One Year Later, West Leaders Still Worried About Long-Term Effects
Today is the anniversary of the explosion that killed 15 and injured over 200 in West. This afternoon city leaders met and gave an update on the city, one year after the blast. Mayor Tommy Muska said the town has rebuilt a lot, but he’s worried about the long-term affects of post-traumatic stress, concussions and other injuries that may have not been visible.
"Mentally I think this town will be OK," West Mayor Tommy Muska said. "It will take a long time, I said it at first—it’s a marathon not a sprint.

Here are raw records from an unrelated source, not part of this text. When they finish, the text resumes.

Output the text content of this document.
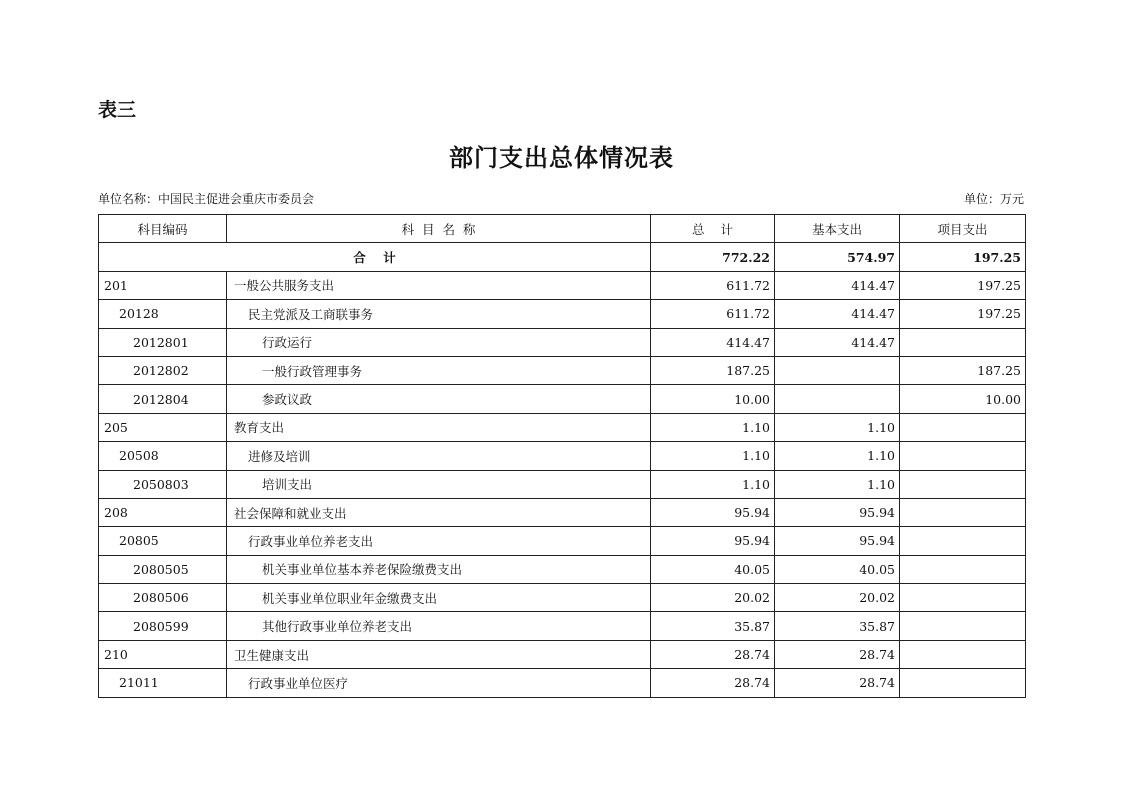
表三
部门支出总体情况表
单位名称：中国民主促进会重庆市委员会	单位：万元
科目编码	科  目  名  称	总    计	基本支出	项目支出
合    计		772.22	574.97	197.25
201	一般公共服务支出	611.72	414.47	197.25
20128	民主党派及工商联事务	611.72	414.47	197.25
2012801	行政运行	414.47	414.47	
2012802	一般行政管理事务	187.25		187.25
2012804	参政议政	10.00		10.00
205	教育支出	1.10	1.10	
20508	进修及培训	1.10	1.10	
2050803	培训支出	1.10	1.10	
208	社会保障和就业支出	95.94	95.94	
20805	行政事业单位养老支出	95.94	95.94	
2080505	机关事业单位基本养老保险缴费支出	40.05	40.05	
2080506	机关事业单位职业年金缴费支出	20.02	20.02	
2080599	其他行政事业单位养老支出	35.87	35.87	
210	卫生健康支出	28.74	28.74	
21011	行政事业单位医疗	28.74	28.74	
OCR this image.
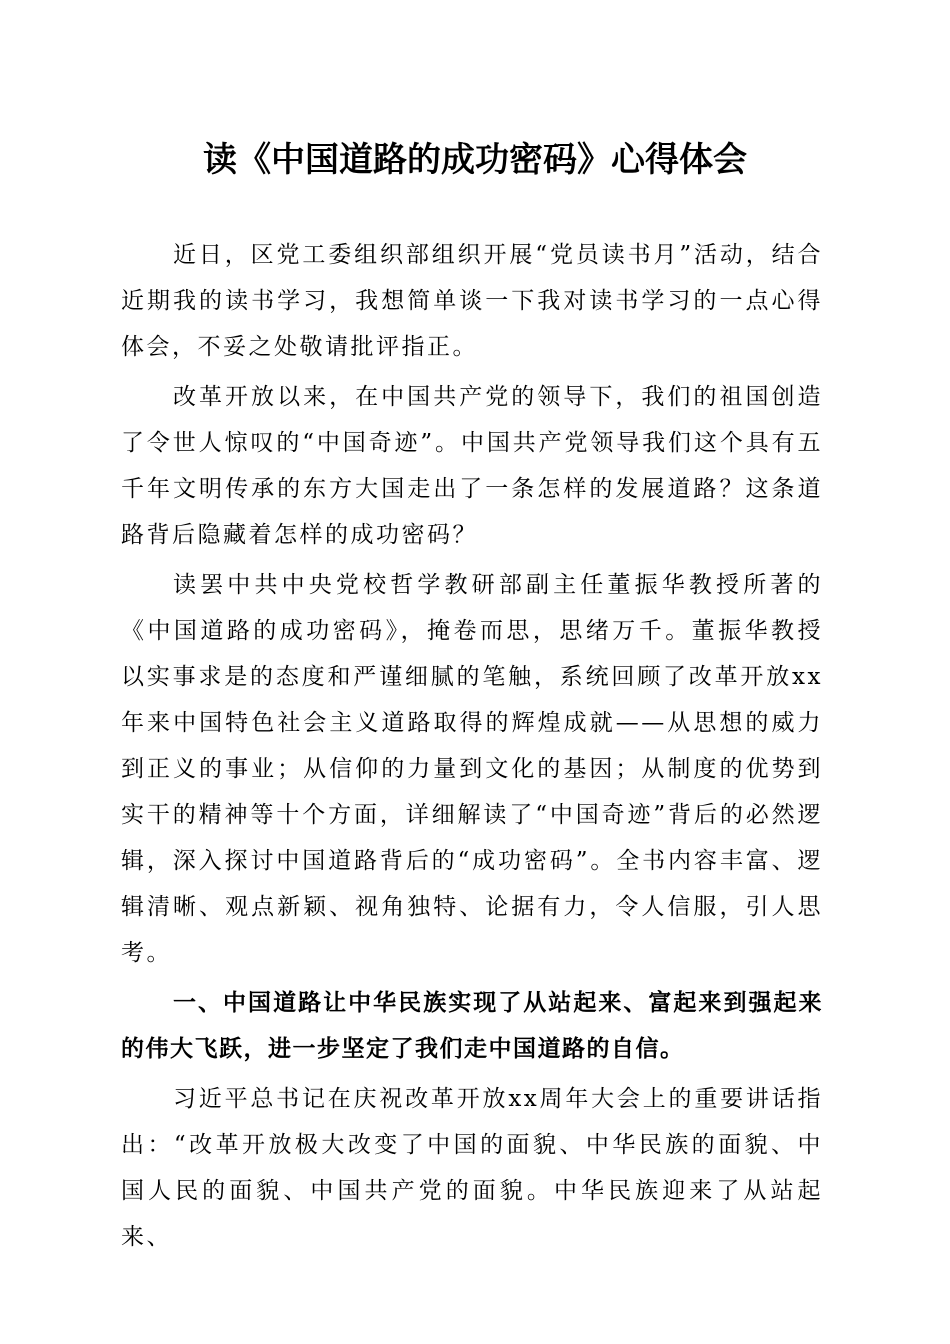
读《中国道路的成功密码》心得体会

近日，区党工委组织部组织开展“党员读书月”活动，结合近期我的读书学习，我想简单谈一下我对读书学习的一点心得体会，不妥之处敬请批评指正。

改革开放以来，在中国共产党的领导下，我们的祖国创造了令世人惊叹的“中国奇迹”。中国共产党领导我们这个具有五千年文明传承的东方大国走出了一条怎样的发展道路？这条道路背后隐藏着怎样的成功密码？

读罢中共中央党校哲学教研部副主任董振华教授所著的《中国道路的成功密码》，掩卷而思，思绪万千。董振华教授以实事求是的态度和严谨细腻的笔触，系统回顾了改革开放xx年来中国特色社会主义道路取得的辉煌成就——从思想的威力到正义的事业；从信仰的力量到文化的基因；从制度的优势到实干的精神等十个方面，详细解读了“中国奇迹”背后的必然逻辑，深入探讨中国道路背后的“成功密码”。全书内容丰富、逻辑清晰、观点新颖、视角独特、论据有力，令人信服，引人思考。

一、中国道路让中华民族实现了从站起来、富起来到强起来的伟大飞跃，进一步坚定了我们走中国道路的自信。

习近平总书记在庆祝改革开放xx周年大会上的重要讲话指出：“改革开放极大改变了中国的面貌、中华民族的面貌、中国人民的面貌、中国共产党的面貌。中华民族迎来了从站起来、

And that’s gonna take a while but I think as anybody knows these people are very strong-willed faith based people and they’re gonna be ok it may just take a while."
The city is holding memorial tonight at the West Rodeo grounds. A minute of silence will be held at 7:51, marking the time of the explosion one year ago. Robbie Payne is the Chaplain for West’s fire department. He says after that moment, the city will be done with “the firsts.”
"We’re gonna be past all those firsts that everybody’s gone through," Robbie Payne said. "First Christmas, first birthdays, first anniversaries things like that. A hurdle that our families that lost loved ones had to face. So that’s the only thing as far as a relief point that we’re going to get over."
The State of Texas granted West an additional $4.8 million dollars in disaster relief yesterday. The money will be used for work on water treatment plants and other infrastructure repairs. The state awarded West $3.2 million in August 2013 and the federal government gave the city $20 million dollars earlier this year.